Ослепший от темноты Гвидо Рени вошел в камеру, извиняясь и задевая коробкой о стены и дверь. Услышав шорох, возню и приятный голос, велевший подойти ближе, он скромно попросил разрешения сделать пару эскизов. После того как барвинковые глаза привыкли к полумраку, он поднял их на Беатриче Ченчи и вмиг познал разочарование. Серовато-желтая, как старые восковые свечи, кожа и обритая накануне черного дня голова с отросшей крысиного цвета щетиной. Лишь затем художник увидел темно-винные глаза, нежный овал лица, маленький правильной формы подбородок, нос с горбинкой, как у молодого козленка. Заметил, с какой невыразимой грацией Беатриче накинула на голову белую ткань, с какой истомой наклонился воротник над левым плечом, и понял, что уже не забудет это лицо никогда.
Она тоже смотрела на него, оплакивая собственную жизнь, с которой завтра должна была расстаться. В глазах стояли слезы, но больше не осталось сил плакать, и она лишь прерывисто всхлипывала - точь-в-точь как старая пастушка из Петреллы, познавшая столько горя, что не могла больше плакать, - или же хмыкала почти как донна Лукреция, когда та не знала, как выразить отчаяние.
Он провел у нее всего два часа, но в тот же вечер решил уехать, только бы не слышать сколачивавших трибуны и эшафот молотков. Весь обратный путь стерся в памяти, словно растворившись В пустоте: города, холмы, поля, облака изгладились полностью. Тотчас по прибытии в Болонью Гвидо Рени начал писать, превращая эскизы в портрет - видение, которое завещает миру, потомкам, столетьям. Это нежное лицо стало для него смыслом жизни. Он придаст те же черты Авроре, с охапкой цветов парящей над горами, архангелу Михаилу, попирающему демона с лицом Климента VIII в церкви Капуцинов, и той девушке в тюрбане и шали, что стоит в профиль, с опущенными глазами, в сцене мученичества святого Андрея. Беатриче навеки.
Вот уже три дня над Римом собиралась безжалостная, влажная, липкая гроза, вода в реке превратилась в расплавленный свинец, а небо избороздили странные отсветы, обманчивые зори.
К восьми часам Бастиана, сменив беспрерывный смех на горькие слезы, принесла Беатриче Ченчи суп, немного тунца с яйцом и салата, хлеба из крупчатки, охлажденной фруктовой смеси и кувшин кларета.
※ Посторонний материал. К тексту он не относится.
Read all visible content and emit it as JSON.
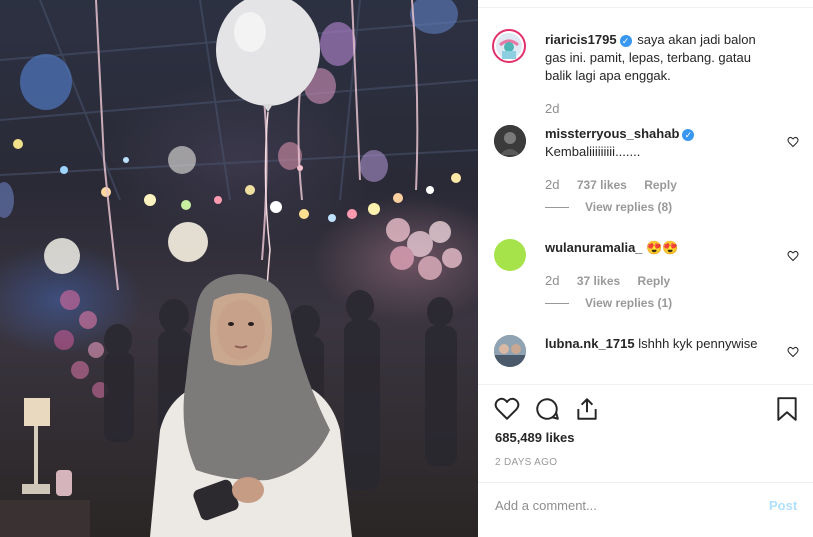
{
  "caption": {
    "username": "riaricis1795",
    "text": "saya akan jadi balon gas ini. pamit, lepas, terbang. gatau balik lagi apa enggak.",
    "time": "2d"
  },
  "comments": [
    {
      "username": "missterryous_shahab",
      "text": "Kembaliiiiiiiii.......",
      "time": "2d",
      "likes": "737 likes",
      "reply": "Reply",
      "view_replies": "View replies (8)"
    },
    {
      "username": "wulanuramalia_",
      "text": "😍😍",
      "time": "2d",
      "likes": "37 likes",
      "reply": "Reply",
      "view_replies": "View replies (1)"
    },
    {
      "username": "lubna.nk_1715",
      "text": "lshhh kyk pennywise"
    }
  ],
  "post": {
    "likes": "685,489 likes",
    "time_ago": "2 DAYS AGO"
  },
  "composer": {
    "placeholder": "Add a comment...",
    "post_label": "Post"
  },
  "colors": {
    "verified": "#3897f0",
    "avatar_wulan": "#a6e34a",
    "post_disabled": "#b2dffc"
  }
}
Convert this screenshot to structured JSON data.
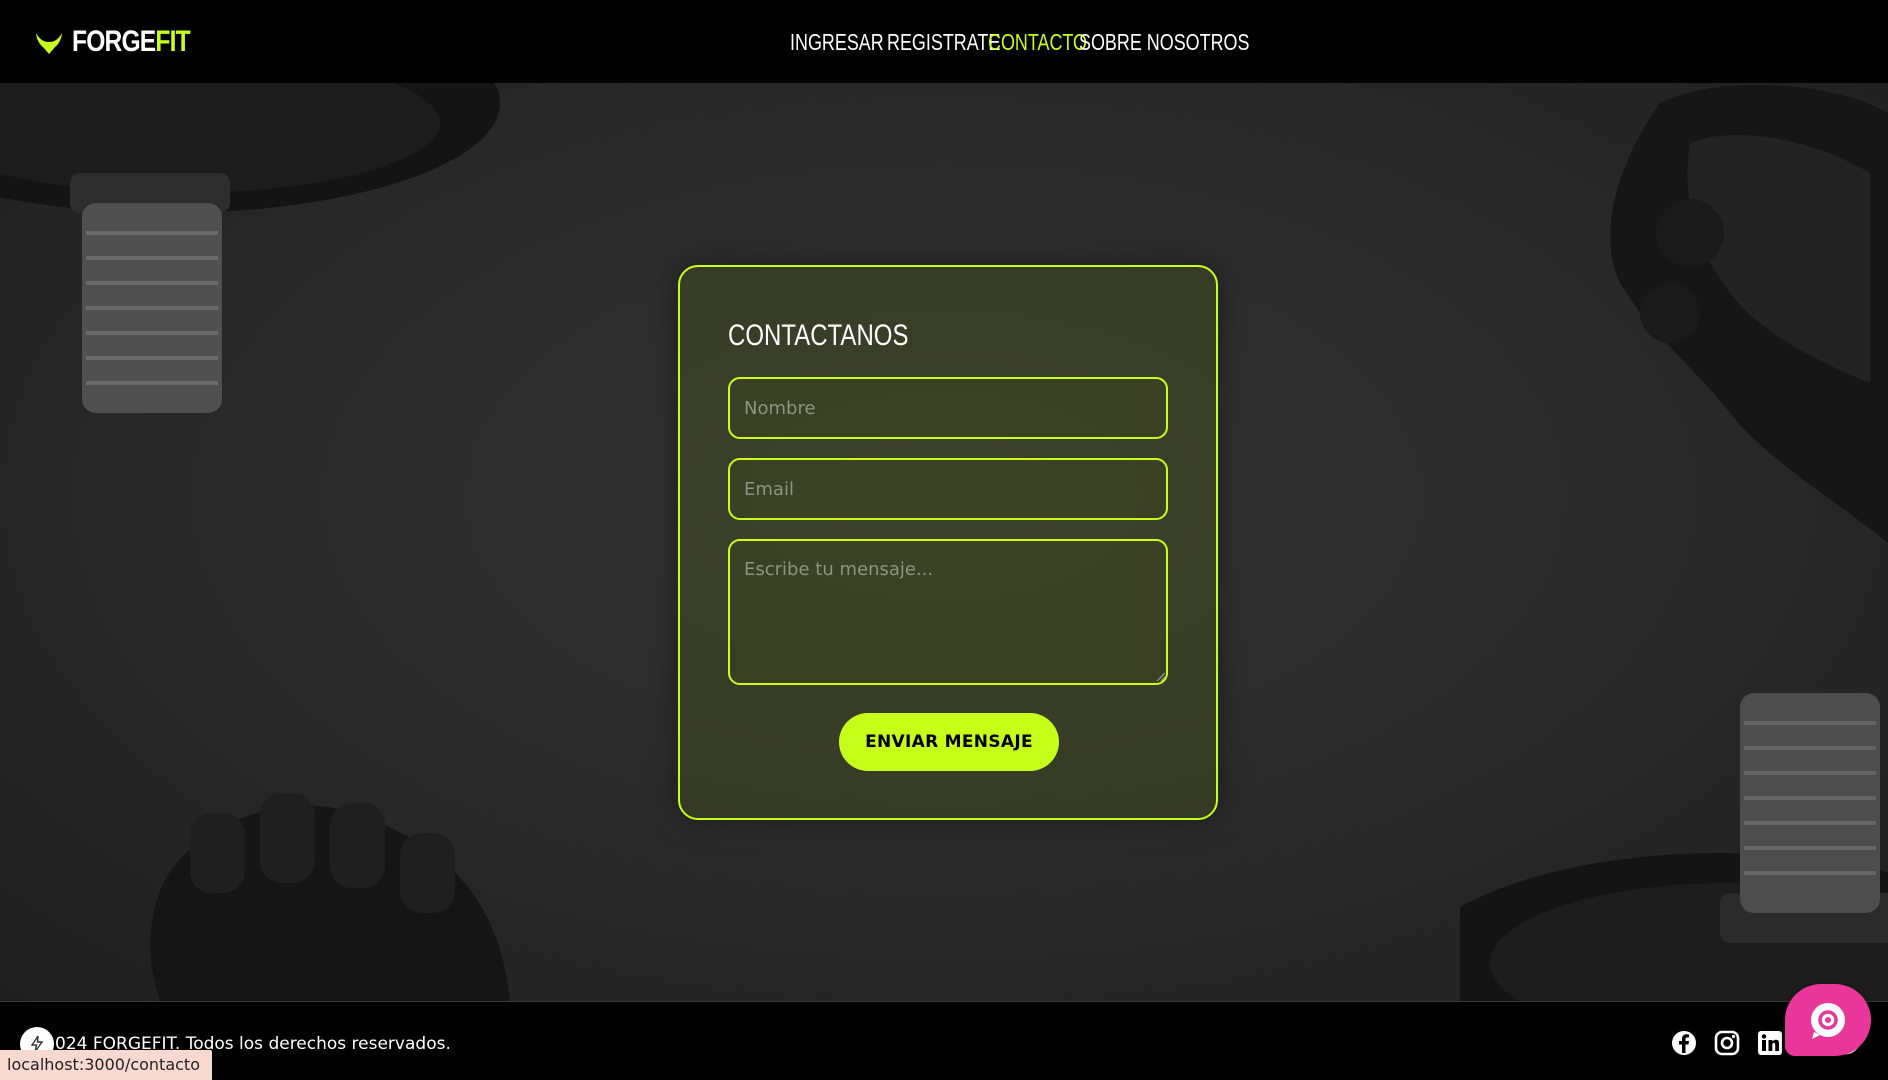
{
  "header": {
    "logo": {
      "part1": "FORGE",
      "part2": "FIT",
      "icon": "horns-icon"
    },
    "nav": [
      {
        "label": "INGRESAR",
        "active": false
      },
      {
        "label": "REGISTRATE",
        "active": false
      },
      {
        "label": "CONTACTO",
        "active": true
      },
      {
        "label": "SOBRE NOSOTROS",
        "active": false
      }
    ]
  },
  "contact": {
    "title": "CONTACTANOS",
    "name_placeholder": "Nombre",
    "email_placeholder": "Email",
    "message_placeholder": "Escribe tu mensaje...",
    "submit_label": "ENVIAR MENSAJE"
  },
  "footer": {
    "copyright": "024 FORGEFIT. Todos los derechos reservados.",
    "social": [
      "facebook-icon",
      "instagram-icon",
      "linkedin-icon",
      "twitter-icon"
    ]
  },
  "status": {
    "url": "localhost:3000/contacto"
  },
  "colors": {
    "accent": "#c6ff1a",
    "background": "#000000",
    "help_bubble": "#e8369a"
  }
}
Заключенная поела и выпила, не выказывая беспокойства. Чуть позже она услышала гул голосов и шаги, доносившиеся из глубины коридоров, а затем, при свете фонарей и факелов, на пороге появились судейские. Сперва Беатриче никого не узнала - фигуры напоминали те, что заполоняют улицы Рима во время карнавала. Игра света и тени на лицах беспрестанно искажала черты, и мерещились свиные рыла, то псиные или бычьи морды. Беатриче зачитали приговор, который уже прослушали братья и Лукреция: грозные слова струились долгим, монотонным, усыпляющим бормотанием, затем судейские ушли, отхаркиваясь и гремя засовами.